Happiness In Slavery No More: Nine Inch Nails Goes Record Label Free
Fresh on the heals of Radiohead’s announcement of the you-name-the-price In Rainbows album (due tomorrow), perhaps the poster child of the ‘DRM sucks, record companies are lame’ movement, Trent Reznor, has just announced that Nine Inch Nails is now free of a record contract and will move forward with getting music to the fans “as I see fit and appropriate”. This likely means two things for certain: 1) completely DRM-free and 2) either free or very cheap directly to the fans.
Reznor has been a visionary with both unique marketing campaigns (leaking songs via memory sticks in bathroom stalls at concerts) and spreading the word that the record labels care about one thing: money – and if the RIAA has to sue each and every fan just trying to download a pre-release of their favorite bands, so be it.
Now obviously that isn’t the case every time, sometimes people are just out there stealing music, but with DRM dying a quick death now it’s becoming clear that the only way anyone is going to stop this is either a) to restrict the Internet or b) to start thinking differently about the way music is distributed and consumed. Point ‘a’ is not going to happen so the recording industry needs to wake up and start coming up with new solutions.
Reznor, just one artist, has already come up with quite a few interesting new ideas from the USB drives in stalls, to color-changing CDs (the ONLY physical CD I’ve bought this year), to giving away the music source files to fans to completely remix as they see fit in the Apple music app GarageBand. If one man can come up with these how come companies with thousands of employees can’t?

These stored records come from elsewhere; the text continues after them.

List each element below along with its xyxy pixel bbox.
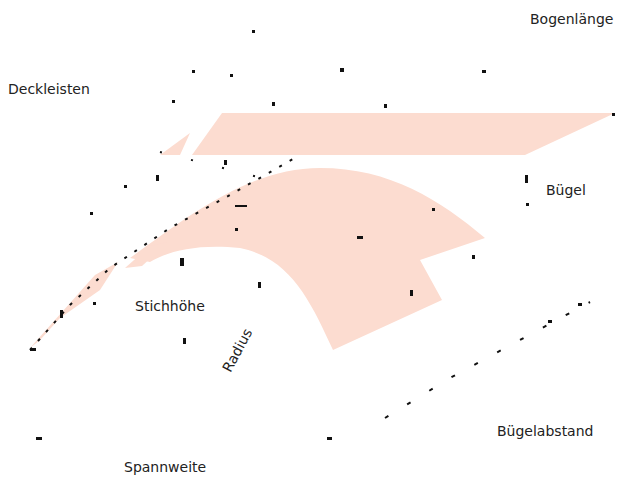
cover-strip-end xyxy=(160,133,190,155)
dotted-line xyxy=(160,152,270,180)
arch-edge-strip xyxy=(30,262,118,348)
part-label: Deckleisten xyxy=(8,81,90,98)
arch-sheet xyxy=(130,168,485,350)
part-label: Stichhöhe xyxy=(135,298,205,315)
part-label: Bügelabstand xyxy=(497,423,593,440)
part-label: Bügel xyxy=(546,182,586,199)
part-label: Radius xyxy=(219,326,256,375)
part-label: Spannweite xyxy=(124,459,206,476)
dotted-arc-line xyxy=(30,155,300,350)
arch-edge-piece xyxy=(125,242,168,268)
part-label: Bogenlänge xyxy=(530,11,613,28)
cover-strip xyxy=(192,113,615,155)
dotted-spacing-line xyxy=(385,302,590,418)
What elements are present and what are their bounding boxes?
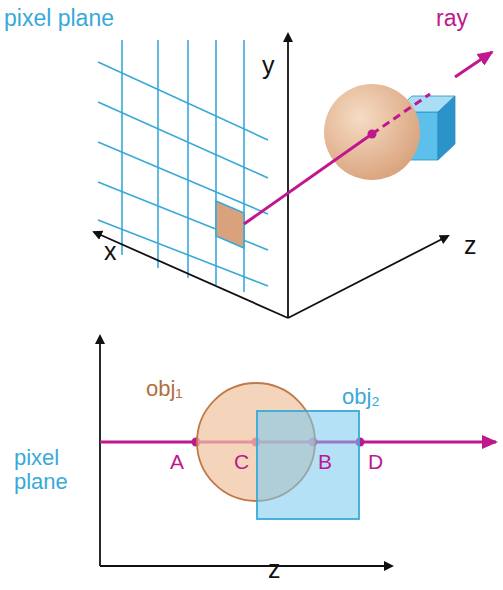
plane-label: pixel plane bbox=[4, 6, 114, 31]
point-label: C bbox=[234, 450, 249, 473]
axes-2d bbox=[100, 336, 392, 566]
plane-label: pixel plane bbox=[14, 446, 84, 494]
object-box: obj₂ bbox=[256, 410, 360, 520]
object-label: obj₂ bbox=[342, 384, 380, 410]
object-label: obj₁ bbox=[146, 376, 183, 402]
axis-label: z bbox=[268, 556, 281, 584]
object-box-outline bbox=[256, 410, 360, 520]
axis-label: y bbox=[262, 52, 275, 80]
axis-label: x bbox=[104, 238, 117, 266]
point-label: D bbox=[368, 450, 383, 473]
hit-dot bbox=[368, 130, 377, 139]
pixel-cell bbox=[216, 201, 244, 248]
axes-3d bbox=[94, 34, 448, 318]
axis-label: z bbox=[464, 232, 477, 260]
point-label: A bbox=[170, 450, 184, 473]
ray-label: ray bbox=[436, 6, 468, 31]
sphere bbox=[324, 84, 420, 180]
ray-hidden bbox=[372, 94, 430, 134]
pixel-grid bbox=[98, 40, 268, 292]
point-label: B bbox=[318, 450, 332, 473]
ray-line bbox=[244, 134, 372, 224]
ray-line bbox=[455, 52, 492, 77]
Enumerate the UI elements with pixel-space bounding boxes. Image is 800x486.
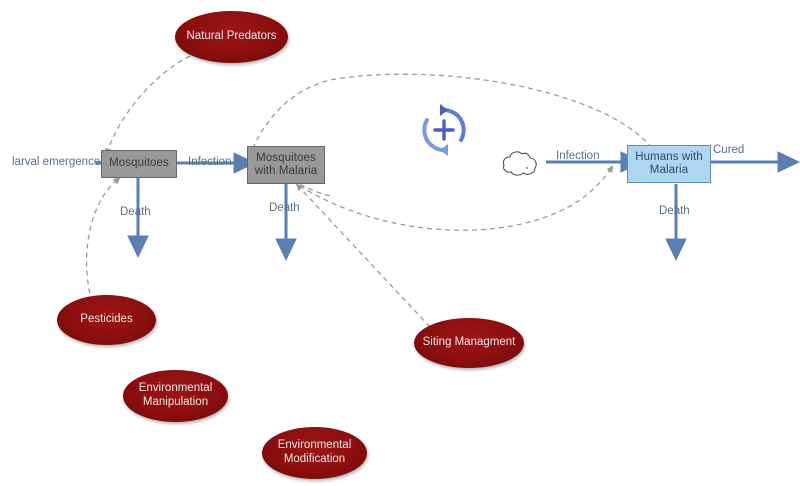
stock-mosquitoes-with-malaria[interactable]: Mosquitoes with Malaria [247,146,325,184]
flow-label-infection-mosquitoes: Infection [188,156,232,168]
intervention-pesticides-label: Pesticides [80,313,133,326]
cloud-source-icon [502,151,537,176]
intervention-environmental-manipulation-label-line2: Manipulation [142,396,209,408]
link-siting-managment-to-mosquitoes-with-malaria [296,183,431,328]
link-lower-arc-return-stub [293,179,331,197]
stock-mosquitoes-label: Mosquitoes [109,157,169,170]
intervention-environmental-manipulation-label-line1: Environmental [138,382,213,395]
intervention-natural-predators-label: Natural Predators [186,30,277,43]
intervention-environmental-modification-label-line2: Modification [283,453,346,465]
link-pesticides-to-mosquitoes [86,177,121,303]
link-natural-predators-to-mosquitoes [105,55,191,156]
stock-humans-with-malaria-label-line2: Malaria [649,164,689,176]
flow-label-death-mosquitoes-with-malaria: Death [269,202,300,214]
stock-humans-with-malaria[interactable]: Humans with Malaria [627,145,711,183]
intervention-siting-managment[interactable]: Siting Managment [414,318,524,368]
intervention-siting-managment-label: Siting Managment [422,336,516,349]
stock-humans-with-malaria-label-line1: Humans with [635,150,703,163]
intervention-pesticides[interactable]: Pesticides [57,295,156,345]
intervention-natural-predators[interactable]: Natural Predators [175,11,288,63]
link-mosquitoes-with-malaria-to-infection-humans-lower-arc [299,165,614,231]
intervention-environmental-modification[interactable]: Environmental Modification [262,427,367,479]
reinforcing-loop-icon [422,104,466,156]
flow-label-death-mosquitoes: Death [120,206,151,218]
flow-label-infection-humans: Infection [556,150,600,162]
flow-label-death-humans: Death [659,205,690,217]
stock-mosquitoes[interactable]: Mosquitoes [101,150,177,178]
intervention-environmental-manipulation[interactable]: Environmental Manipulation [123,370,228,422]
flow-label-cured: Cured [713,144,745,156]
stock-mosquitoes-with-malaria-label-line2: with Malaria [254,165,318,177]
stock-mosquitoes-with-malaria-label-line1: Mosquitoes [256,151,316,164]
flow-label-larval-emergence: larval emergence [12,156,101,168]
intervention-environmental-modification-label-line1: Environmental [277,439,352,452]
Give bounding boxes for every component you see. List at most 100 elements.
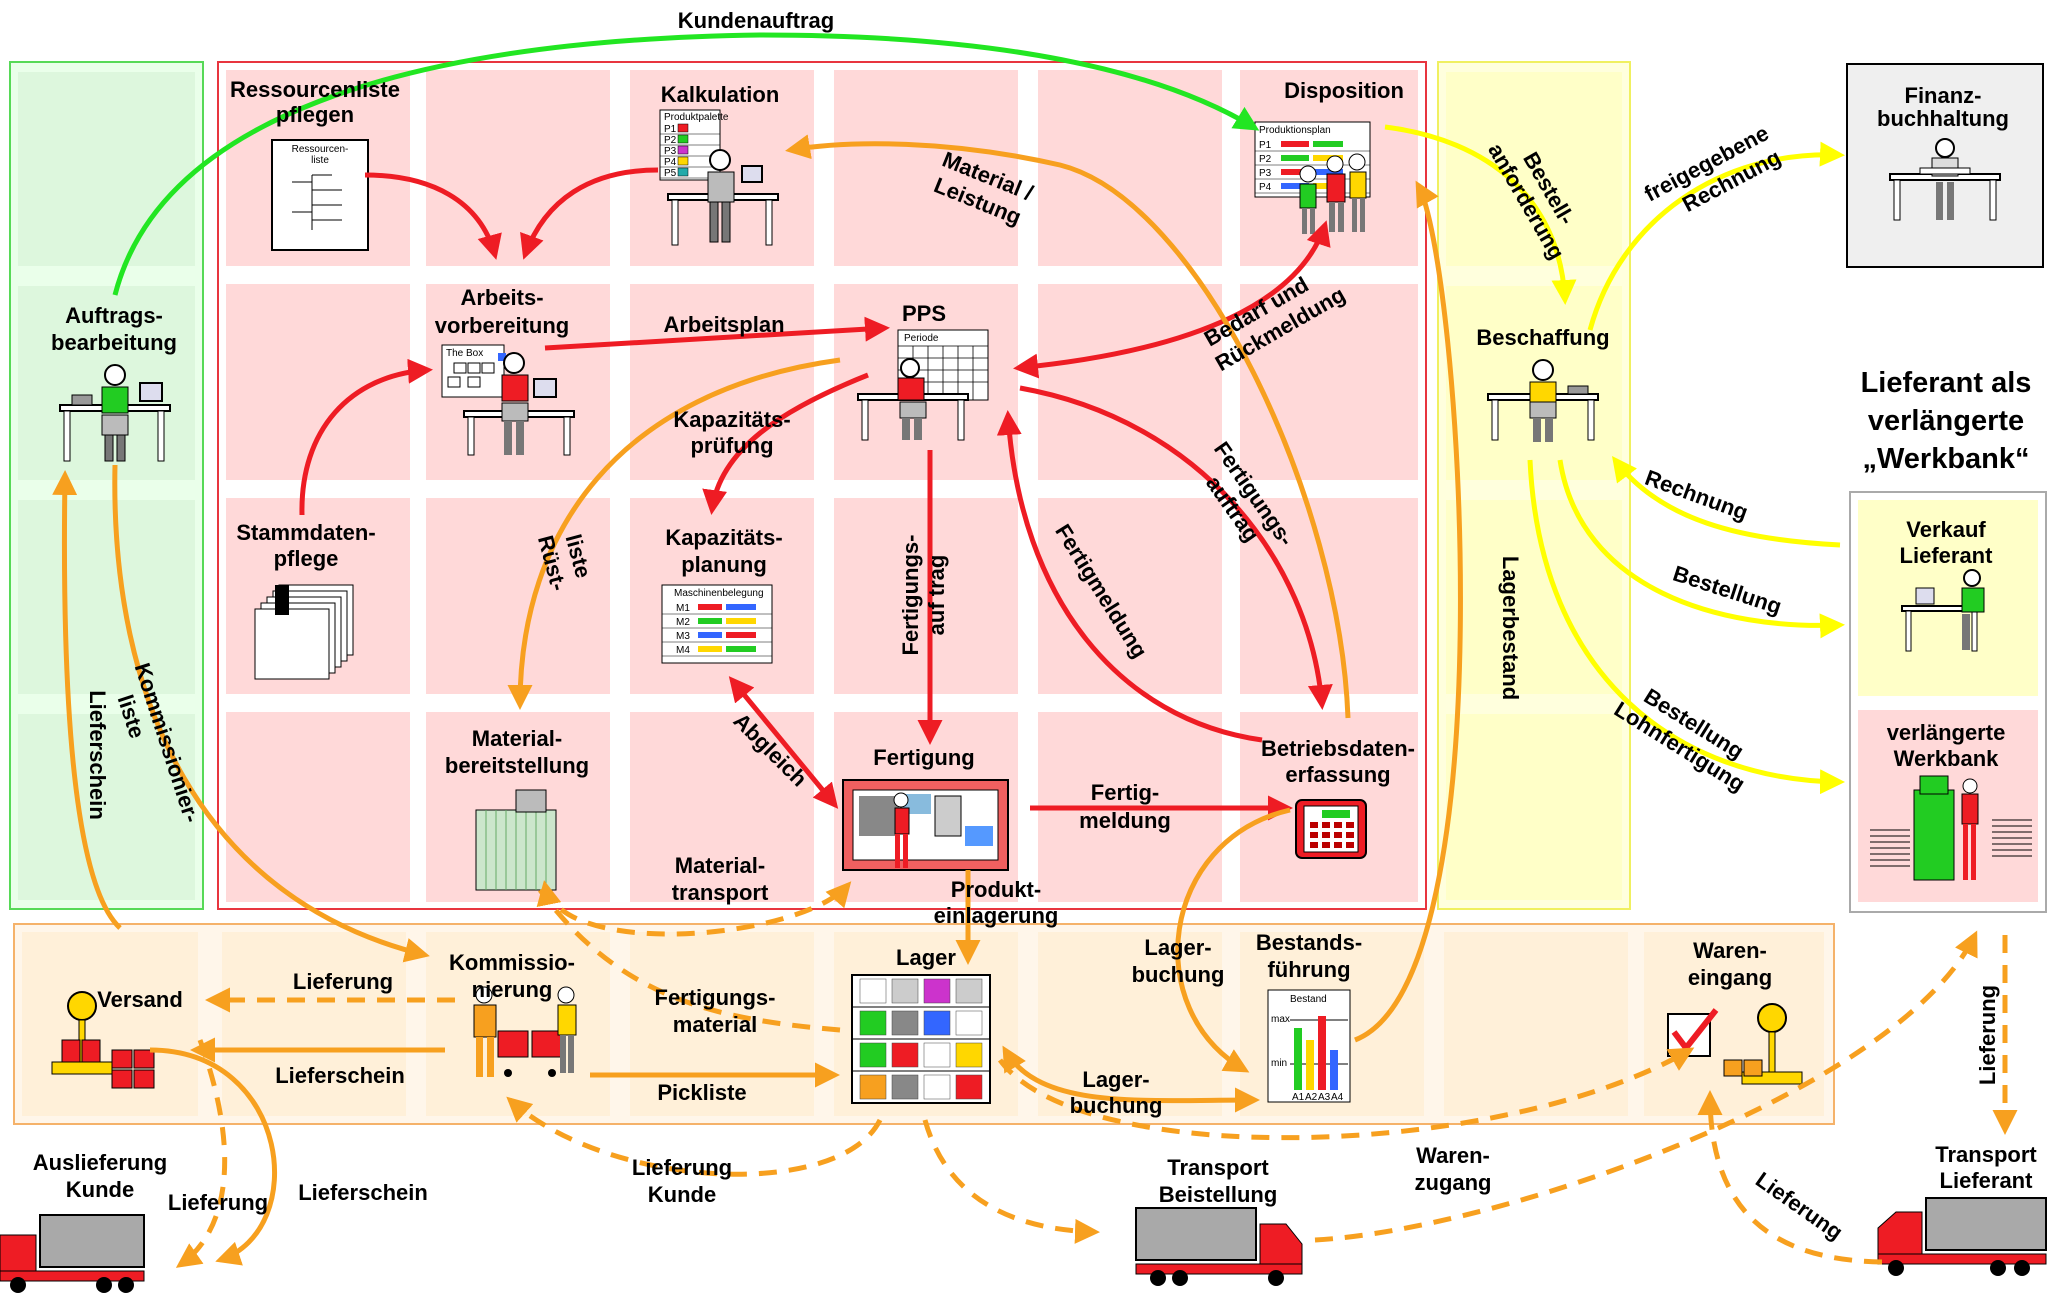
svg-text:P2: P2: [664, 135, 677, 146]
flow-supplier-delivery-vert: Lieferung: [1975, 985, 2000, 1085]
flow-delivery-top: Lieferung: [293, 969, 393, 994]
work-plan-arrow: [544, 316, 890, 351]
svg-text:P3: P3: [664, 146, 677, 157]
flow-stock-booking-bottom-1: Lager-: [1082, 1067, 1149, 1092]
svg-text:A2: A2: [1305, 1092, 1318, 1103]
material-provision-label-2: bereitstellung: [445, 753, 589, 778]
supplier-sales-desk-icon: [1901, 569, 1985, 652]
supplier-title-3: „Werkbank“: [1862, 443, 2029, 475]
invoice-arrow: [1611, 456, 1841, 548]
work-prep-label-2: vorbereitung: [435, 313, 569, 338]
order-processing-label: Auftrags-: [65, 303, 163, 328]
delivery-note-bottom-arrow: [149, 1047, 277, 1266]
flow-goods-arrival-2: zugang: [1415, 1170, 1492, 1195]
master-data-cards-icon: [254, 584, 354, 680]
goods-receipt-scale-icon: [1723, 1003, 1803, 1085]
flow-prod-material-1: Fertigungs-: [655, 985, 776, 1010]
transport-supplier-label: Transport: [1935, 1142, 2037, 1167]
svg-text:M3: M3: [676, 631, 690, 642]
approved-invoice-arrow: [1587, 141, 1845, 331]
goods-receipt-label: Waren-: [1693, 938, 1767, 963]
flow-delivery-note-mid: Lieferschein: [275, 1063, 405, 1088]
master-data-label-2: pflege: [274, 546, 339, 571]
flow-prod-order-mid-2: auf trag: [924, 555, 949, 636]
truck-to-receipt-arrow: [1314, 930, 1978, 1243]
production-order-right-arrow: [1019, 385, 1333, 710]
picking-workers-icon: [473, 986, 577, 1077]
manufacturing-label: Fertigung: [873, 745, 974, 770]
pps-icon: Periode: [857, 329, 989, 441]
flow-delivery-bottom-left: Lieferung: [168, 1190, 268, 1215]
resource-list-icon: Ressourcen- liste: [271, 139, 369, 251]
material-service-arrow: [785, 134, 1351, 719]
material-transport-arrow: [536, 880, 852, 937]
production-material-arrow: [537, 888, 841, 1033]
work-prep-label: Arbeits-: [460, 285, 543, 310]
flow-pick-list: Pickliste: [657, 1080, 746, 1105]
supplier-delivery-diag-arrow: [1697, 1090, 1883, 1265]
disposition-label: Disposition: [1284, 78, 1404, 103]
capacity-check-arrow: [702, 372, 869, 515]
shipping-label: Versand: [97, 987, 183, 1012]
flow-material-transport-2: transport: [672, 880, 769, 905]
setup-list-arrow: [507, 357, 841, 710]
svg-text:P5: P5: [664, 168, 677, 179]
flow-capacity-check-1: Kapazitäts-: [673, 407, 790, 432]
picking-label: Kommissio-: [449, 950, 575, 975]
goods-receipt-label-2: eingang: [1688, 965, 1772, 990]
purchase-requisition-arrow: [1384, 124, 1577, 305]
flow-product-storage-1: Produkt-: [951, 877, 1041, 902]
demand-feedback-arrow: [1013, 220, 1331, 379]
accountant-icon: [1889, 138, 2001, 221]
svg-text:A1: A1: [1292, 1092, 1305, 1103]
svg-text:Maschinenbelegung: Maschinenbelegung: [674, 588, 764, 599]
capacity-planning-label: Kapazitäts-: [665, 525, 782, 550]
goods-receipt-check-icon: [1667, 1008, 1719, 1057]
supplier-truck-icon: [1877, 1197, 2047, 1276]
order-subcontract-arrow: [1527, 459, 1845, 795]
flow-invoice: Rechnung: [1642, 465, 1752, 525]
flow-stock-booking-top-1: Lager-: [1144, 935, 1211, 960]
flow-delivery-note-bottom-left: Lieferschein: [298, 1180, 428, 1205]
extended-workbench-icon: [1870, 775, 2032, 881]
node-labels: Auftrags- bearbeitung Ressourcenliste pf…: [33, 77, 2038, 1207]
flow-customer-order: Kundenauftrag: [678, 8, 834, 33]
flow-delivery-customer-1: Lieferung: [632, 1155, 732, 1180]
master-data-label: Stammdaten-: [236, 520, 375, 545]
flow-delivery-note-left: Lieferschein: [85, 690, 110, 820]
finance-label-2: buchhaltung: [1877, 106, 2009, 131]
manufacturing-machine-icon: [842, 779, 1009, 871]
delivery-bottom-left-arrow: [175, 1039, 228, 1268]
flow-completion-2: meldung: [1079, 808, 1171, 833]
resource-list-label-2: pflegen: [276, 102, 354, 127]
flow-delivery-customer-2: Kunde: [648, 1182, 716, 1207]
resource-list-label: Ressourcenliste: [230, 77, 400, 102]
person-desk-icon: [59, 364, 171, 462]
shipping-scale-icon: [51, 991, 155, 1089]
svg-text:P1: P1: [664, 124, 677, 135]
stock-mgmt-label-2: führung: [1267, 957, 1350, 982]
svg-text:max: max: [1271, 1014, 1290, 1025]
delivery-note-left-arrow: [52, 470, 122, 930]
svg-text:A3: A3: [1318, 1092, 1331, 1103]
material-rack-icon: [475, 789, 557, 891]
customer-delivery-label: Auslieferung: [33, 1150, 167, 1175]
flow-prod-order-mid-1: Fertigungs-: [898, 535, 923, 656]
stock-booking-bottom-arrow: [1002, 1045, 1260, 1113]
svg-text:P4: P4: [664, 157, 677, 168]
procurement-label: Beschaffung: [1476, 325, 1609, 350]
workbench-label: verlängerte: [1887, 720, 2006, 745]
flow-stock-booking-bottom-2: buchung: [1070, 1093, 1163, 1118]
order-arrow: [1557, 459, 1845, 639]
work-preparation-icon: The Box: [441, 344, 575, 456]
picking-list-left-arrow: [112, 464, 430, 963]
svg-text:P4: P4: [1259, 182, 1272, 193]
material-provision-label: Material-: [472, 726, 562, 751]
finance-label: Finanz-: [1905, 83, 1982, 108]
svg-text:M1: M1: [676, 603, 690, 614]
alignment-arrow: [728, 676, 839, 809]
warehouse-shelf-icon: [851, 974, 991, 1104]
stock-mgmt-label: Bestands-: [1256, 930, 1362, 955]
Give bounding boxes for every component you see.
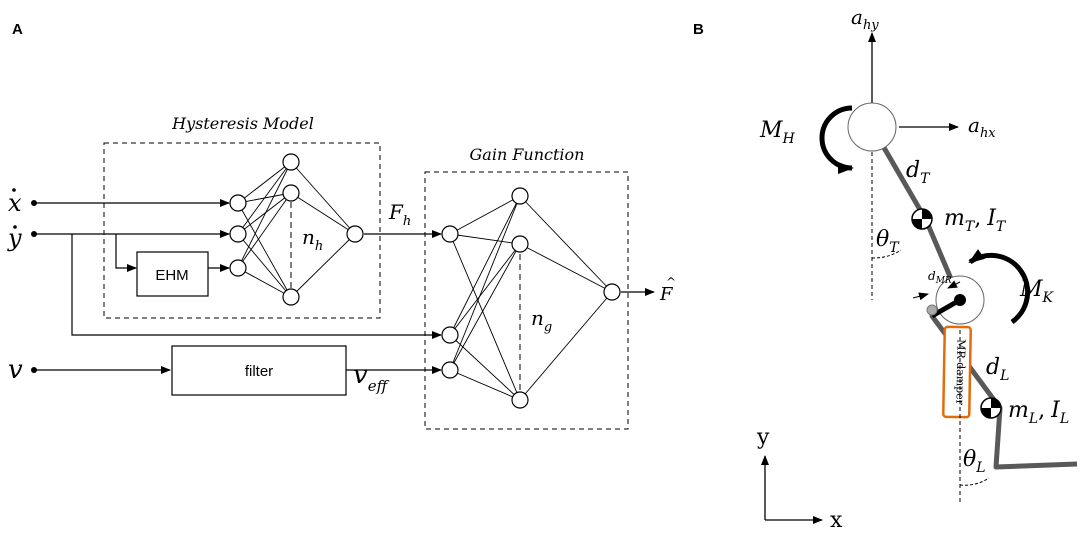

While NIN, like Radiohead, is in a unique position of already having had a lot of commercial success and can afford to take risks like this, these moves will be extremely important for sending the labels a message: you are out of touch and losing not only your customers, but now your artists as well (though Radiohead does supposedly still plan to sign a new deal eventually).
Reznor’s post on the nin.com site has 748 comments so far – which as far as I can tell all of which are extremely positive. Apparently record execs don’t read website comments. Add it to the list of things they should be doing.